With a few clicks, I signed up online for an excursion to Mount Everest Base Camp. Before I knew it I was standing at 17,598 feet in Khumbu, Nepal, having spent eight days climbing the equivalent of eight 100-story skyscrapers. Now back in my fifth-floor walk-up, I've discovered easier ways to get my nature fix than flying to the Himalayas.

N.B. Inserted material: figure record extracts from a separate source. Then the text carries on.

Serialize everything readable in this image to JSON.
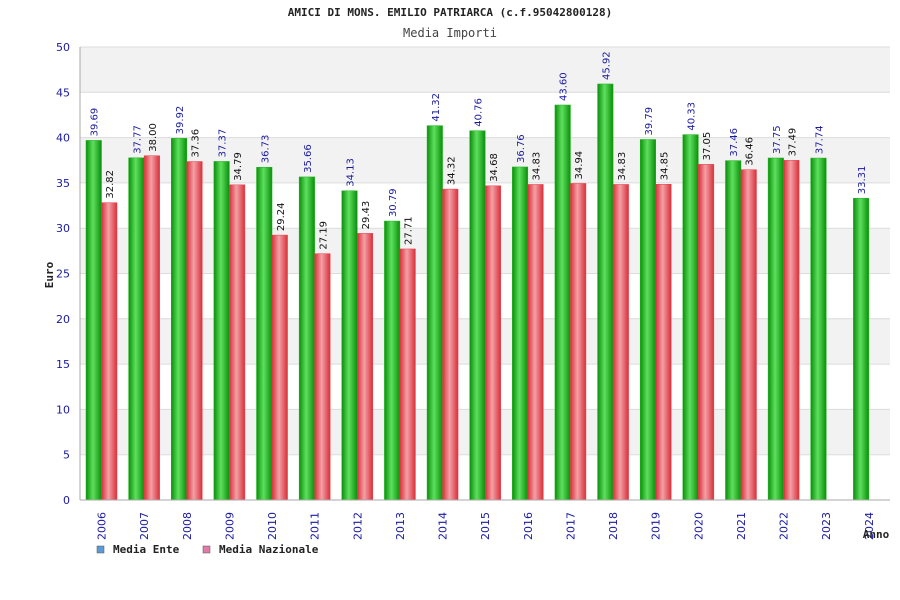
{
  "chart_data": {
    "type": "bar",
    "title": "AMICI DI MONS. EMILIO PATRIARCA (c.f.95042800128)",
    "subtitle": "Media Importi",
    "xlabel": "Anno",
    "ylabel": "Euro",
    "ylim": [
      0,
      50
    ],
    "yticks": [
      "0",
      "5",
      "10",
      "15",
      "20",
      "25",
      "30",
      "35",
      "40",
      "45",
      "50"
    ],
    "grid": true,
    "legend_position": "bottom-left",
    "categories": [
      "2006",
      "2007",
      "2008",
      "2009",
      "2010",
      "2011",
      "2012",
      "2013",
      "2014",
      "2015",
      "2016",
      "2017",
      "2018",
      "2019",
      "2020",
      "2021",
      "2022",
      "2023",
      "2024"
    ],
    "series": [
      {
        "name": "Media Ente",
        "color": "#1fb31f",
        "label_color": "#1a1aa0",
        "legend_color": "#5b9bd5",
        "values": [
          39.69,
          37.77,
          39.92,
          37.37,
          36.73,
          35.66,
          34.13,
          30.79,
          41.32,
          40.76,
          36.76,
          43.6,
          45.92,
          39.79,
          40.33,
          37.46,
          37.75,
          37.74,
          33.31
        ],
        "labels": [
          "39.69",
          "37.77",
          "39.92",
          "37.37",
          "36.73",
          "35.66",
          "34.13",
          "30.79",
          "41.32",
          "40.76",
          "36.76",
          "43.60",
          "45.92",
          "39.79",
          "40.33",
          "37.46",
          "37.75",
          "37.74",
          "33.31"
        ]
      },
      {
        "name": "Media Nazionale",
        "color": "#e8404a",
        "label_color": "#111111",
        "legend_color": "#e07aa6",
        "values": [
          32.82,
          38.0,
          37.36,
          34.79,
          29.24,
          27.19,
          29.43,
          27.71,
          34.32,
          34.68,
          34.83,
          34.94,
          34.83,
          34.85,
          37.05,
          36.46,
          37.49,
          null,
          null
        ],
        "labels": [
          "32.82",
          "38.00",
          "37.36",
          "34.79",
          "29.24",
          "27.19",
          "29.43",
          "27.71",
          "34.32",
          "34.68",
          "34.83",
          "34.94",
          "34.83",
          "34.85",
          "37.05",
          "36.46",
          "37.49",
          "",
          ""
        ]
      }
    ]
  }
}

"You can find a hiking tour and trailheads a short ride from just about any city," says Jessica Wolinsky, a wilderness guide for Discover Outdoors, a New York City-based company with day trips as close as 30 minutes from midtown Manhattan. The point is, you don't have to pine for a scenic path, because hiking is one of the most doable activities no matter where you live. (And quite a calorie burner to boot: The average 140-pound woman melts about 224 calories an hour walking versus 384 when trekking uneven terrain.) Plus there's a route for everyone, whether you want a Kilimanjaro experience or something more kid-friendly.

"Hiking was always a way for me to clear my mind, so when I had children, I found a way to bring them with me," says Helen Olsson, who lives in Boulder, Colorado, and is the author of The Down and Dirty Guide to Camping with Kids. "When my youngest was a baby, I toted her in a carrier, and we would maybe get half a mile before the other two kids got tired. Now that they're 11, 8, and 6, we do full-day treks of up to four miles." The key is starting with supershort distances, stopping for regular breaks, and packing lots of snacks and water, Olsson says.